Scientific notation

Scientific notation is a concise way of recording numbers, usually applied to very large or very small ones. It is most commonly used by scientists to record physical quantities to the measured precision without the need for large numbers of trailing zeros (in the case of very large quantities) or leading zeros (for the very small).

Scientific notation makes use of the fact that 10 raised to an integer positive power n is equal to 1 followed by n zeros - for instance:

10¹ = 10
10² = 100
10³ = 1000
10⁶ = 1,000,000
10²⁰ = 100,000,000,000,000,000,000

Additionally, 10 raised to a negative integer power -n is equal to 1/10ⁿ or, equivalently 0. (n-1 zeros)1:

10^-1 = 1/10 = 0.1
10^-3 = 1/1000 = 0.001
10^-9 = 1/1,000,000,000 = 0.00000001

Therefore, a large number such as 156,234,000,000,000,000,000,000,000,000 can be concisely recorded as 1.56234 × 10²⁹, and a small number such as 0.0000000000234 can be written as 2.34 × 10^-11.

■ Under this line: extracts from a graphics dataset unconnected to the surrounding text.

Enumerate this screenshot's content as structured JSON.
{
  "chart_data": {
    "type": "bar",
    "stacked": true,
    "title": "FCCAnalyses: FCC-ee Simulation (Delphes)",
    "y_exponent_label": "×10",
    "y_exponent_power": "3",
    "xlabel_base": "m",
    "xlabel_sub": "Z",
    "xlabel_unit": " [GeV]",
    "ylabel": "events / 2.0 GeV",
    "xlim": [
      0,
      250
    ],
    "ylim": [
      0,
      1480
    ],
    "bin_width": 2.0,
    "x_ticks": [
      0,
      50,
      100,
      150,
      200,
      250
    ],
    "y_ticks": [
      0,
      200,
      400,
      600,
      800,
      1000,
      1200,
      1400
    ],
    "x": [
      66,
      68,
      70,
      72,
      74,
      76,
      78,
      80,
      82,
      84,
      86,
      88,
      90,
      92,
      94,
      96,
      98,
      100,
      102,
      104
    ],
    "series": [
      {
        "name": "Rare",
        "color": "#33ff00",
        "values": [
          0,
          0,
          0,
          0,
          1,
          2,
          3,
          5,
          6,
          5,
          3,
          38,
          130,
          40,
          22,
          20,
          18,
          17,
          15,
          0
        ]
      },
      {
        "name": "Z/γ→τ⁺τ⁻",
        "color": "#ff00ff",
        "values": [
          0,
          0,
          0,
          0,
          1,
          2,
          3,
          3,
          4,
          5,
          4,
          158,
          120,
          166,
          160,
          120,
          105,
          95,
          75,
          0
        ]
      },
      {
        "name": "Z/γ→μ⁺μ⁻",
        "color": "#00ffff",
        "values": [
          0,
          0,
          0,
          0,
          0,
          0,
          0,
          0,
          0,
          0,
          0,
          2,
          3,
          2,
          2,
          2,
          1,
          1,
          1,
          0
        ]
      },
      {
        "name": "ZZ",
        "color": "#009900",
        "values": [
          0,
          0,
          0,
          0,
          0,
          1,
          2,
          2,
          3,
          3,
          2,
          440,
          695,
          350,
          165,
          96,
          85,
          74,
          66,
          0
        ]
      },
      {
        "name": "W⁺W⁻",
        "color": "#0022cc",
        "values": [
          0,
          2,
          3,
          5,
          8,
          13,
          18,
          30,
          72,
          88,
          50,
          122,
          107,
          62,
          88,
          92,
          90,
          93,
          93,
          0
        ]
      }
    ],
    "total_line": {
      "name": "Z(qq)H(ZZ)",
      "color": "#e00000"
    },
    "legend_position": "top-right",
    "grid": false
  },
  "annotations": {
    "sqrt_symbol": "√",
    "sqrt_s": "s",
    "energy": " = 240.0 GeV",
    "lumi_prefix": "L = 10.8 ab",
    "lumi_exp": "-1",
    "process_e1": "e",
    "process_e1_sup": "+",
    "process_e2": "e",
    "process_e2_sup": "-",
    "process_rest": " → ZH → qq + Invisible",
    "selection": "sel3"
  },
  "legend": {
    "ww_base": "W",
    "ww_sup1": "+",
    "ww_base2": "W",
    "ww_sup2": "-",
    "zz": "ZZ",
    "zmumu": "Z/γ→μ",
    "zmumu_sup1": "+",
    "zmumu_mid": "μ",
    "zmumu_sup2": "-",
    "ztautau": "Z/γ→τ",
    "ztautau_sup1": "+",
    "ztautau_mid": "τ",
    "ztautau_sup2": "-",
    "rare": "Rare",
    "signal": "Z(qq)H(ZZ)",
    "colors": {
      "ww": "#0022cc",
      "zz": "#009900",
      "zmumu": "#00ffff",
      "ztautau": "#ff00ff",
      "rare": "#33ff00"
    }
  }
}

Most calculators and many computer programs present very large and very small results in scientific notation; the 10 is usually omitted and the letter E for exponent is used; the above number would be represented as 1.56234 E 29. Note that this is not related to the base of the natural logarithm also commonly denoted by e.

Scientific notation is highly useful for quoting physical quantities, as they can only be measured to within certain error limits and so quoting just the digits that are certain (the "significant digits") gives all the information required without wasting space.

If a physical quantity is quoted using scientific notation, it is usually assumed to be accurate to the quoted number of digits of precision - for instance if a figure 1.2340 × 10⁶ metres is quoted, the actual figure is assumed to be between 1,233,950 metres as a lower bound and 1,234,050 metres as an upper bound. However, where precision in such measurements is crucial, much more sophisticated expressions of measurement error must be used.